La mujer del traje negro se ha convertido en el centro de todas las miradas. Algunos disimulan, otros no. Su forma de caminar, lenta, precisa, tiene algo magnético. Uno de mis compañeros se inclina hacia mí, señalándola con la copa:
—Madre mía… catwoman…
La becaria ríe y añade, sin pudor:
—Con ese traje hoy la dan y no solo el premio a cachonda del año.
Todos soltamos una carcajada, y justo entonces otro, más pasado de copas, suelta:
—Esa hoy folla, seguro.
Las risas suben de tono. Yo también río, aunque más por reflejo que por ganas. Hay algo incómodo en esa mezcla de deseo y burla, pero me lo guardo.
Sigo observándola. Entre las luces estroboscópicas, la gata se detiene a hablar con un hombre disfrazado de pirata. Él gesticula demasiado, se nota que intenta ligar, pero ella apenas le presta atención. Su postura es otra, más segura, más distante. Al final él se rinde y se aleja.

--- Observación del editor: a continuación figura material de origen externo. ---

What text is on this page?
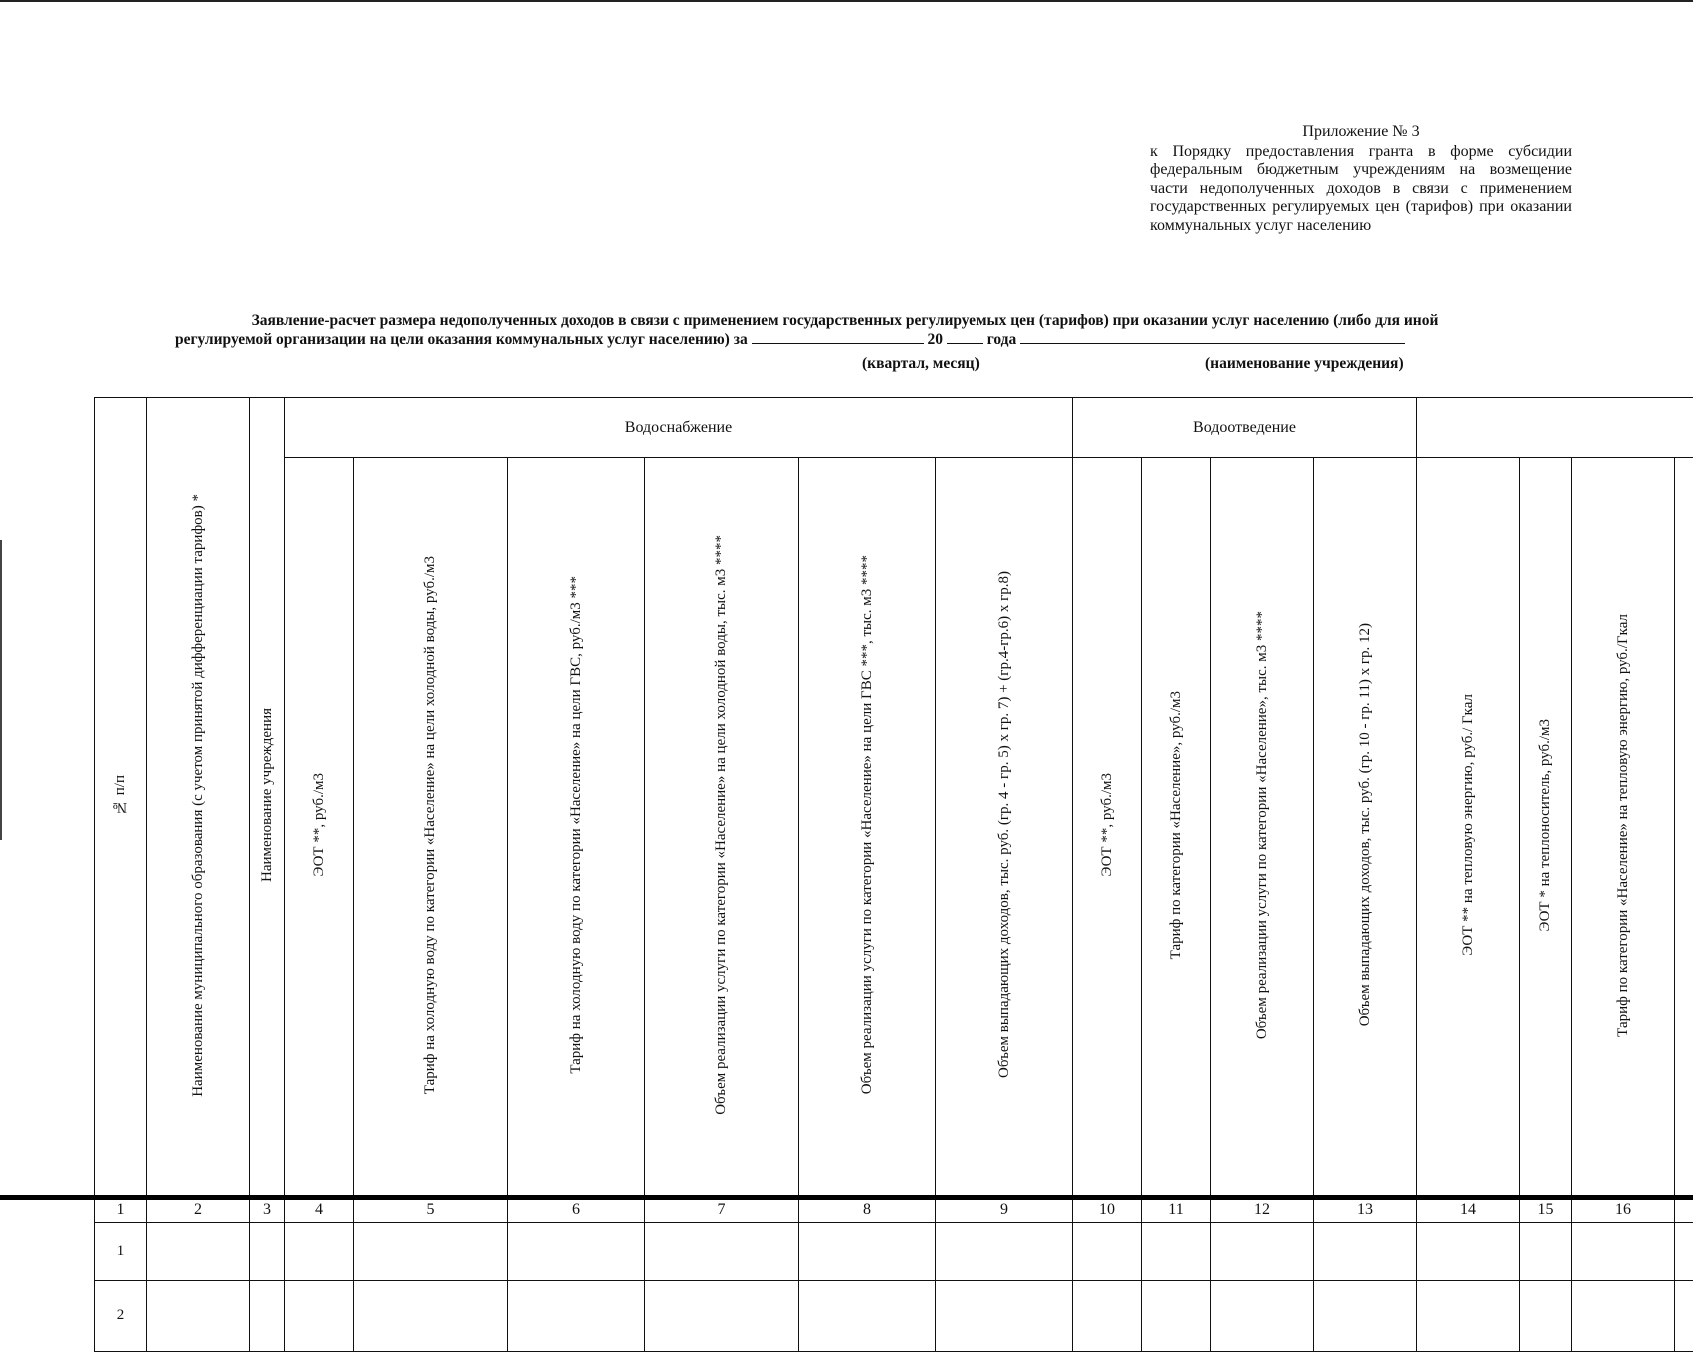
Приложение № 3
к Порядку предоставления гранта в форме субсидии федеральным бюджетным учреждениям на возмещение части недополученных доходов в связи с применением государственных регулируемых цен (тарифов) при оказании коммунальных услуг населению
Заявление-расчет размера недополученных доходов в связи с применением государственных регулируемых цен (тарифов) при оказании услуг населению (либо для иной
регулируемой организации на цели оказания коммунальных услуг населению) за	20	года
(квартал, месяц)	(наименование учреждения)
№ п/п	Наименование муниципального образования (с учетом принятой дифференциации тарифов) *	Наименование учреждения	Водоснабжение						Водоотведение		
			ЭОТ **, руб./м3	Тариф на холодную воду по категории «Население» на цели холодной воды, руб./м3	Тариф на холодную воду по категории «Население» на цели ГВС, руб./м3 ***	Объем реализации услуги по категории «Население» на цели холодной воды, тыс. м3 ****	Объем реализации услуги по категории «Население» на цели ГВС ***, тыс. м3 ****	Объем выпадающих доходов, тыс. руб. (гр. 4 - гр. 5) х гр. 7) + (гр.4-гр.6) х гр.8)	ЭОТ **, руб./м3	Тариф по категории «Население», руб./м3	Объем реализации услуги по категории «Население», тыс. м3 ****	Объем выпадающих доходов, тыс. руб. (гр. 10 - гр. 11) х гр. 12)	ЭОТ ** на тепловую энергию, руб./ Гкал	ЭОТ * на теплоноситель, руб./м3	Тариф по категории «Население» на тепловую энергию, руб./Гкал							
1	2	3	4	5	6	7	8	9	10	11	12	13	14	15	16							
1																						
2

Ella se gira y busca algo —o a alguien— con la mirada. No parece incómoda, más bien… expectante. A los pocos segundos, otra mujer se le une. Lleva el pelo rubio recogido en dos coletas teñidas de azul y rosa, medias rotas, una sonrisa exagerada. Tardo un segundo en reconocerla: Eli.
Me tenso. ¿Eli? ¿Qué hace aquí? Es amiga de Vega, de las de verdad. No la veo desde hace meses.
¿Y si Vega…?
Niego con la cabeza. No puede ser. Ella se quedó en casa, tenía trabajo.
Dudo si acercarme. Eli me ha visto, estoy casi seguro. Pero antes de que pueda decidir, las dos empiezan a avanzar entre la gente, directo hacia donde estoy.
La luz parpadea. En un destello, catwoman levanta la vista y me mira. Y en esa mirada, breve pero certera, algo dentro de mí se detiene. Esos ojos. Esa forma de sostenerme la mirada, fija, contenida, con un punto de desafío. Esos ojos verdes
Lo sé antes de que mi mente lo acepte: es ella.
El corazón me late fuerte. Me viene de golpe la frase de antes —“esa hoy folla, seguro”— y me recorre una corriente extraña, mitad rabia, mitad excitación.
La cabrona quiere jugar.
Me humedezco los labios sin darme cuenta. El ruido, la gente, la música… todo se vuelve difuso. Solo veo su cuerpo moverse entre el humo, acercándose, con esa media sonrisa que ya no puedo confundir.
Y por primera vez en semanas, me siento completamente despierto.